Definisi
Rehabilitasi dalam konteks hukum pidana adalah hak seseorang untuk mendapatkan pemulihan atas hak, kemampuan, kedudukan, harkat, dan martabatnya yang diberikan pada tingkat penyidikan, penuntutan, atau peradilan karena yang bersangkutan ditangkap, ditahan, dituntut, atau diadili tanpa alasan yang berdasarkan undang-undang, atau karena kekeliruan mengenai orangnya atau hukum yang diterapkan. Rehabilitasi diatur dalam Pasal 1 butir 23, Pasal 97, dan Pasal 81 KUHAP.

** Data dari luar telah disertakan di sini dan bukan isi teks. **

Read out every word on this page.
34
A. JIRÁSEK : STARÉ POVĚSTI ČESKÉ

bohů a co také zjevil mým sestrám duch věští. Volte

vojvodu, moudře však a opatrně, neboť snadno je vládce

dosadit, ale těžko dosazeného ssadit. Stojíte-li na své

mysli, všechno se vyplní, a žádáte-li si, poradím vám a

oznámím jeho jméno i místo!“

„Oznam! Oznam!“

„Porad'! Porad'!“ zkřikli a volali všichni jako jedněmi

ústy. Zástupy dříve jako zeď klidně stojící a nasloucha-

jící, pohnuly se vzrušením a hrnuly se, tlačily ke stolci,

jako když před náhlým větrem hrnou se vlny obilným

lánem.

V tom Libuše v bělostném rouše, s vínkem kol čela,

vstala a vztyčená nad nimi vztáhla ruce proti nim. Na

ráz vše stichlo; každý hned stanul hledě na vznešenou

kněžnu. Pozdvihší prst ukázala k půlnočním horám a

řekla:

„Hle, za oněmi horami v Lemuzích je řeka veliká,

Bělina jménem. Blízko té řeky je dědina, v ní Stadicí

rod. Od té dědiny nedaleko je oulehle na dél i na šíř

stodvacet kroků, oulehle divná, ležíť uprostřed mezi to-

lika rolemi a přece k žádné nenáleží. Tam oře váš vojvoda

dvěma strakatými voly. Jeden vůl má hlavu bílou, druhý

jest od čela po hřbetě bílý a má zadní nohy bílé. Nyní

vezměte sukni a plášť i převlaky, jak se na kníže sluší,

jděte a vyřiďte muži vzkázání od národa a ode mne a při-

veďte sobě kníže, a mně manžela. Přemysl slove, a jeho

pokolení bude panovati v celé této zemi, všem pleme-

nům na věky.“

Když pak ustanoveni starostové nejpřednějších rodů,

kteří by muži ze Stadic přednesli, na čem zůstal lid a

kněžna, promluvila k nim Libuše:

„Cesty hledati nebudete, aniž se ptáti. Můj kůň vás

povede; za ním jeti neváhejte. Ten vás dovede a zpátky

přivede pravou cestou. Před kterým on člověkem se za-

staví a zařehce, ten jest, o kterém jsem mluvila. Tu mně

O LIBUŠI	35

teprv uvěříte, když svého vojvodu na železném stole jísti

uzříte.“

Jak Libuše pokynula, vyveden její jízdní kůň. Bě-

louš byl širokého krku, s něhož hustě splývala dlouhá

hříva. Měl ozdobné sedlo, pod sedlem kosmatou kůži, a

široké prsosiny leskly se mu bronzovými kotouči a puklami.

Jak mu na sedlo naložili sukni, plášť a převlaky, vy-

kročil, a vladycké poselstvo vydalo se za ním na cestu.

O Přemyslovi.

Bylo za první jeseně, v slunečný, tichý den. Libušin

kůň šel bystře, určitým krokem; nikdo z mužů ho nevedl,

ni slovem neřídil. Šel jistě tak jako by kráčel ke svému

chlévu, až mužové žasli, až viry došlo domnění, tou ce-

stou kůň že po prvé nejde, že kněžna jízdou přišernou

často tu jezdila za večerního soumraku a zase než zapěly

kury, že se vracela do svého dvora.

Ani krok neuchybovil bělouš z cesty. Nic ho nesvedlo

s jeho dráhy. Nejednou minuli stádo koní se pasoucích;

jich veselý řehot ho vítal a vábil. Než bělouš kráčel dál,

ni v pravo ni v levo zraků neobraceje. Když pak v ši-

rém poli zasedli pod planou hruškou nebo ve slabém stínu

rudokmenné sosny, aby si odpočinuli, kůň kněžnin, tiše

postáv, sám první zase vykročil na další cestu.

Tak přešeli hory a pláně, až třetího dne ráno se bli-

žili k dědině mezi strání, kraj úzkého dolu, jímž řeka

Rehabilitasi bertujuan untuk memulihkan nama baik dan hak-hak seseorang yang telah dirugikan akibat proses hukum yang tidak sah. Rehabilitasi dapat diberikan melalui putusan praperadilan (jika penangkapan atau penahanan tidak sah) atau melalui putusan pengadilan yang membebaskan terdakwa atau melepaskan dari segala tuntutan hukum.
Dalam konteks narkotika, rehabilitasi memiliki makna berbeda, yaitu upaya pemulihan pengguna narkotika dari ketergantungan melalui rehabilitasi medis dan sosial sebagaimana diatur dalam UU No. 35 Tahun 2009 tentang Narkotika.
Contoh Kasus
Seorang warga ditangkap dan ditahan selama tiga bulan atas tuduhan pencurian, namun ternyata terjadi kekeliruan identitas — pelaku sebenarnya adalah orang lain. Setelah diputus bebas oleh pengadilan, yang bersangkutan berhak memperoleh rehabilitasi berupa pemulihan nama baik dan kedudukan yang dicantumkan dalam amar putusan pengadilan.
Dalam kasus lain, seorang tersangka mengajukan praperadilan atas penahanan yang tidak sah. Hakim praperadilan mengabulkan permohonan dan dalam putusannya menyatakan penahanan tidak sah serta memberikan rehabilitasi kepada pemohon.